By Nick Sapienza
I was always a shy kid. Whether it was talking to people or sending a text message, my social anxiety made me fear even the shortest interactions. During my grade school years, I felt immense pressure to be social and make friends, which left me feeling increasingly paranoid. In times of anxiety, I would submerge myself within a book. If people saw me reading, they would disengage and leave me to read. It was when I had books that I could cope with my social anxiety. Stephen King once said, “We make up horrors to help cope with real ones,” and I believe strongly in this idea because that’s what influenced me to begin writing. Weirdly enough, reading Stephen King’s fiction helped me cope with my own anxiety.
I was twelve years old and traveling with my family in Italy when I first read Misery. I didn’t have a smart phone and the hotel only had five TV channels, so I would read when I wasn’t exploring Rome. I can still vividly remember scenes such as when Paul’s typewriter begins talking to him, as well as Annie’s declaration to Paul that she will hold him hostage until he writes a sequel to his latest series. These scenes gave me chills. They were so well-written that they came to life in my imagination and have lived there ever since.
Reading King’s work inspired me to write. As a nerdy nervous kid, I attended writing workshops in Brooklyn where I grew up. I never left the house without my journal, a pen, and a copy of Carrie. If I needed inspiration, I would open up to a random page and read a paragraph. I could relate to Carrie’s story because she was the target of vicious bullying and was so alone. Loneliness is something that writing can conquer. Creating my characters and building a new world occupied my mind and imagination. Writing feels like a conversation between myself and the page. Stephen King believes you must write and read every day to perfect your craft. For the first time in my life, I was inspired to be disciplined. That was big!

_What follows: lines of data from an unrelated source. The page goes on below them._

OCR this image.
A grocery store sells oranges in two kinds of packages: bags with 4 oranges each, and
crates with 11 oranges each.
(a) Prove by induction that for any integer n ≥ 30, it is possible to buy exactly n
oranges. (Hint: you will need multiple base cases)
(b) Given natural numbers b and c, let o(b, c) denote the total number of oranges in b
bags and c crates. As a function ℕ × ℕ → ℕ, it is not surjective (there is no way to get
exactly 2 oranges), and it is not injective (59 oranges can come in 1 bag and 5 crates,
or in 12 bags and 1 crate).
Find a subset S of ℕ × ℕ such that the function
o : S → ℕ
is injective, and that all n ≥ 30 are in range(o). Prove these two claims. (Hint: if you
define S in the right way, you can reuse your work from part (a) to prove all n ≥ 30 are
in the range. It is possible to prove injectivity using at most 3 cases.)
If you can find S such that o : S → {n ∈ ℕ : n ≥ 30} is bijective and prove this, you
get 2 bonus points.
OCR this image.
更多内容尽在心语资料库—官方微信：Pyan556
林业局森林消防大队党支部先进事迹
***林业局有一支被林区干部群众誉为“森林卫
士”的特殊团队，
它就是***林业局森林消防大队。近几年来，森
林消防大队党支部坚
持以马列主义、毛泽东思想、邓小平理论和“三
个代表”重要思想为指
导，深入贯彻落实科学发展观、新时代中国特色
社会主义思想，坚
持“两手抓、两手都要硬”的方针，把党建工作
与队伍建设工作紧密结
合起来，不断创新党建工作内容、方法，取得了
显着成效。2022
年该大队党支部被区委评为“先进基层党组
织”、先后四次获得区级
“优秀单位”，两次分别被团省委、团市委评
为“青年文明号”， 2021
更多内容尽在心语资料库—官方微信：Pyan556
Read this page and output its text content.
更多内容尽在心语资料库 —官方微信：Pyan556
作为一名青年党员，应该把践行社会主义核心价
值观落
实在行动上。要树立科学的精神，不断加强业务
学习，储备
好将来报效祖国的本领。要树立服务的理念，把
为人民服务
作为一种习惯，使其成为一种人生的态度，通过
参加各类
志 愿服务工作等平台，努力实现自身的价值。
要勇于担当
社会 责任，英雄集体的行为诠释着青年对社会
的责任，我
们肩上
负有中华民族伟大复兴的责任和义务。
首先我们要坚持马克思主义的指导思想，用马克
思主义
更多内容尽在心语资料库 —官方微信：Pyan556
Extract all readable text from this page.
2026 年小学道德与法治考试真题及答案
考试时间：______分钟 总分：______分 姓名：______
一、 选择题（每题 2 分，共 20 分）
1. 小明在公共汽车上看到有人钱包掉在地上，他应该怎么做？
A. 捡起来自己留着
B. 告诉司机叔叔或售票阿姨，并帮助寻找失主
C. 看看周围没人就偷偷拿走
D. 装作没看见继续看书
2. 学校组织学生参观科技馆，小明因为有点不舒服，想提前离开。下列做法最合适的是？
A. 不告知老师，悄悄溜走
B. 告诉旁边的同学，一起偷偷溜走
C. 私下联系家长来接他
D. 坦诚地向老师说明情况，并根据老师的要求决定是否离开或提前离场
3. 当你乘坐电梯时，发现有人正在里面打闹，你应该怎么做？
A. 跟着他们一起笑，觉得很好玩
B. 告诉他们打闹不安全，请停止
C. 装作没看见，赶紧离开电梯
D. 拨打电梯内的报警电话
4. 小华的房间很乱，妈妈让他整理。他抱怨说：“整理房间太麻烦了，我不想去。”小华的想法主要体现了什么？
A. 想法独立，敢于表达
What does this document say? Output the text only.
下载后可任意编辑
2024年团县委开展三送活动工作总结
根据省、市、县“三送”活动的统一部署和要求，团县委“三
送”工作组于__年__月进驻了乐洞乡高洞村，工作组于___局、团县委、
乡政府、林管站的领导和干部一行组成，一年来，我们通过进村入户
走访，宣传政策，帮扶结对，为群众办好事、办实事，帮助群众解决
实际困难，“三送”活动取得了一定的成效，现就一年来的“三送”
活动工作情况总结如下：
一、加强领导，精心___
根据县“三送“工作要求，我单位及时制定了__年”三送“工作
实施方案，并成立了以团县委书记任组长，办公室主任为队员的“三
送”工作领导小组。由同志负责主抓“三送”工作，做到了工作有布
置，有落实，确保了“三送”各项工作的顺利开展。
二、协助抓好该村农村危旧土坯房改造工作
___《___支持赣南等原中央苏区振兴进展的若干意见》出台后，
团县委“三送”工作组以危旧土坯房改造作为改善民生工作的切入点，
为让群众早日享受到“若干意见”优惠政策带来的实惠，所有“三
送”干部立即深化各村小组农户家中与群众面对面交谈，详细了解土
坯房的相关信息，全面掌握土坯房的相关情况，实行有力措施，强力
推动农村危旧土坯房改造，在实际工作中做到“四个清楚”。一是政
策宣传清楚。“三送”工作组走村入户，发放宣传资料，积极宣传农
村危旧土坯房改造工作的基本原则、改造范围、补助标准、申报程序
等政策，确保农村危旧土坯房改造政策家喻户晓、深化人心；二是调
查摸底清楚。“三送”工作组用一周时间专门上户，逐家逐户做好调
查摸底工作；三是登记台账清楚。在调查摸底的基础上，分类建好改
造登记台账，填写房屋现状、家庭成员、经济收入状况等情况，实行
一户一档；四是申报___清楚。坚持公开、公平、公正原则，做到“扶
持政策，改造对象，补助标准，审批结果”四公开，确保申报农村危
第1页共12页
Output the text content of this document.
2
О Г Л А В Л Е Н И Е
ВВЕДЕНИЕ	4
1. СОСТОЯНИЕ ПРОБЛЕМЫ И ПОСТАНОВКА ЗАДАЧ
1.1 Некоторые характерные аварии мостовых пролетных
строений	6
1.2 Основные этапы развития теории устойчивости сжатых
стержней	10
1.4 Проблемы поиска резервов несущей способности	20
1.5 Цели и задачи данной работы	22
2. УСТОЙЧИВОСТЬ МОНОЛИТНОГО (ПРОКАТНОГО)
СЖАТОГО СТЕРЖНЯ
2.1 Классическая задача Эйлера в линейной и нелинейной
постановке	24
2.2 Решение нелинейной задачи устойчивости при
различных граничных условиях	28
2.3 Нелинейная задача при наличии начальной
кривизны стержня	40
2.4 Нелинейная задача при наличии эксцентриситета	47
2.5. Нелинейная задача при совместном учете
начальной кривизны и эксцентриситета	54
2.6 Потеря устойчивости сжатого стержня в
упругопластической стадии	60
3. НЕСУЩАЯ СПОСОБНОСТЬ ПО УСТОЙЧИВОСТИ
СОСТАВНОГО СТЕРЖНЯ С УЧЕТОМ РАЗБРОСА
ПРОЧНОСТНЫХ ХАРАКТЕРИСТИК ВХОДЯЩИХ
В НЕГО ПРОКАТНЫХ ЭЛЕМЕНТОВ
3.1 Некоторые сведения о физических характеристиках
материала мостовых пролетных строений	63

Crippled by anxiety as a child, I chose to think of Stephen King as my own personal mentor. The first time I read his memoir, On Writing, I learned that even he struggles with his self-confidence: He threw his first story in the trash bin, and it was his wife who convinced to publish it. Even in On Writing he stated, “Writing is a lonely job. Having someone who believes in you makes a lot of difference. They don’t have to makes speeches. Just believing is usually enough.” His words resonated with me and ultimately encouraged me to believe in myself.
Living all these different lives through my writing miraculously gave me the confidence to be outgoing. I found a way to channel my fears into something productive. All of my anxieties and shyness became useful for my writing as I was able to recreate my daily challenges on the page. There is no better way to open your mind to all the possibilities that life has to offer.